NAUTILUS RCT reports 11.2% ALN metastasis rate in SLNB arm for cT1-2/N0 breast cancer
The NAUTILUS trial is a randomized controlled trial investigating the omission of sentinel lymph node biopsy (SLNB) versus standard SLNB in patients with clinically node-negative, early-stage breast cancer. This report presents baseline clinicopathologic characteristics and axillary lymph node status from the trial, though it does not yet report the comparative outcomes of the intervention versus comparator. The study phase, specific setting, and follow-up duration are not reported in this preliminary analysis.
The intervention studied was the omission of sentinel lymph node biopsy (SLNB), while the comparator was the standard performance of SLNB. The trial enrolled patients with cT1-2/N0 breast cancer, with specific dosing or procedural protocols for the SLNB not detailed in this report. The population consisted of 1,734 randomized patients, with 1,664 subjects available for the baseline characteristics analysis presented here. The median age was 55 years (range 29-92), with 40.1% of patients being premenopausal. Pathologic tumor staging showed 1.7% pTmic, 83.9% pT1, and 14.0% pT2 disease, with a median tumor size of 1.3 cm (range 0.1-6.0 cm).
This report does not present primary outcome results, as the comparative efficacy data for SLNB omission versus SLNB are not yet reported. The key finding presented is the axillary lymph node (ALN) metastasis rate within the SLNB arm of the trial. Among patients who underwent SLNB, 11.2% were found to have ALN metastasis. This breakdown included 1.1% with pN1mic disease, 9.4% with pN1 disease, and 0.6% with pN2-3 disease. No p-values, confidence intervals, or comparative effect sizes between the intervention and comparator arms are provided, as this is a baseline report.
A key secondary analysis presented the ALN metastasis rate stratified by tumor size within the SLNB arm. For tumors ≤1.0 cm, the metastasis rate was 7.0%. For tumors >1.0 cm and ≤2.0 cm, the rate was 12.8%. For tumors >2.0 cm and ≤5.0 cm, the rate increased to 17.2%. These data illustrate the relationship between increasing tumor size and higher likelihood of nodal involvement in this clinically node-negative population.
Safety and tolerability findings are not reported in this analysis. The report does not include data on adverse events, serious adverse events, discontinuations, or tolerability profiles associated with either the SLNB procedure or its omission. The absence of this comparative safety data is a significant gap in the current report, as the potential risks and benefits of omitting a diagnostic surgical procedure are central to the trial's clinical question.

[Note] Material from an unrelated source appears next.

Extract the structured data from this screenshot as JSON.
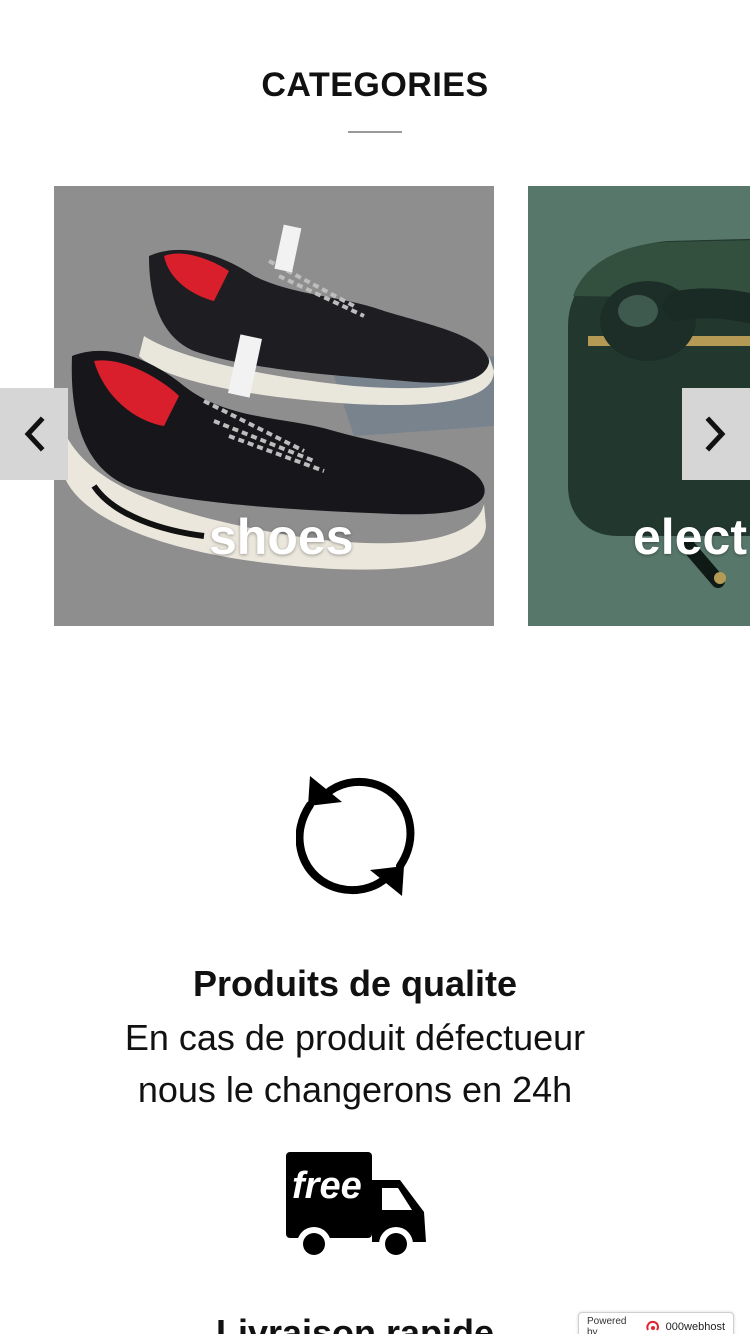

These baseline results from NAUTILUS contribute to the growing evidence base examining de-escalation of axillary surgery in early breast cancer. Prior landmark trials in this area include SOUND and INSEMA, which have investigated similar questions regarding the safety of omitting SLNB in selected patients. The authors suggest expectations that NAUTILUS will show the impact of SLNB omission in subgroups including those with pT2 disease (14.0% of this cohort) and premenopausal patients (40.1% of this cohort), but these are projections rather than reported findings from this trial.
Key methodological limitations of this report include its preliminary nature, as it presents only baseline characteristics without the comparative outcomes that constitute the trial's primary objective. The follow-up duration is not stated, leaving uncertainty about the maturity of the eventual outcome data. The report does not detail randomization methods, blinding, or statistical power calculations. Funding sources and author conflicts of interest are also not reported, which limits assessment of potential biases.
The clinical implications of this report are currently limited to understanding the baseline characteristics and nodal involvement rates in a contemporary cohort of patients eligible for trials of axillary de-escalation. For practice decisions, clinicians should note that in this trial's SLNB arm, 11.2% of patients with clinically node-negative, cT1-2 breast cancer had pathologic nodal involvement, with rates varying substantially by tumor size. However, the critical question of whether omitting SLNB in similar patients leads to equivalent oncologic outcomes remains unanswered by this report.
Several important questions remain unanswered. The comparative efficacy of SLNB omission versus SLNB on recurrence-free survival, overall survival, and regional control is not yet reported. The safety profile and patient-reported outcomes associated with omitting the procedure are unknown. The optimal selection criteria for patients who might safely forego SLNB require clarification, particularly for those with larger tumors (pT2, 14.0% of this cohort) or premenopausal status (40.1% of this cohort). Long-term follow-up data are needed to assess the durability of any non-inferiority that may be demonstrated in future reports.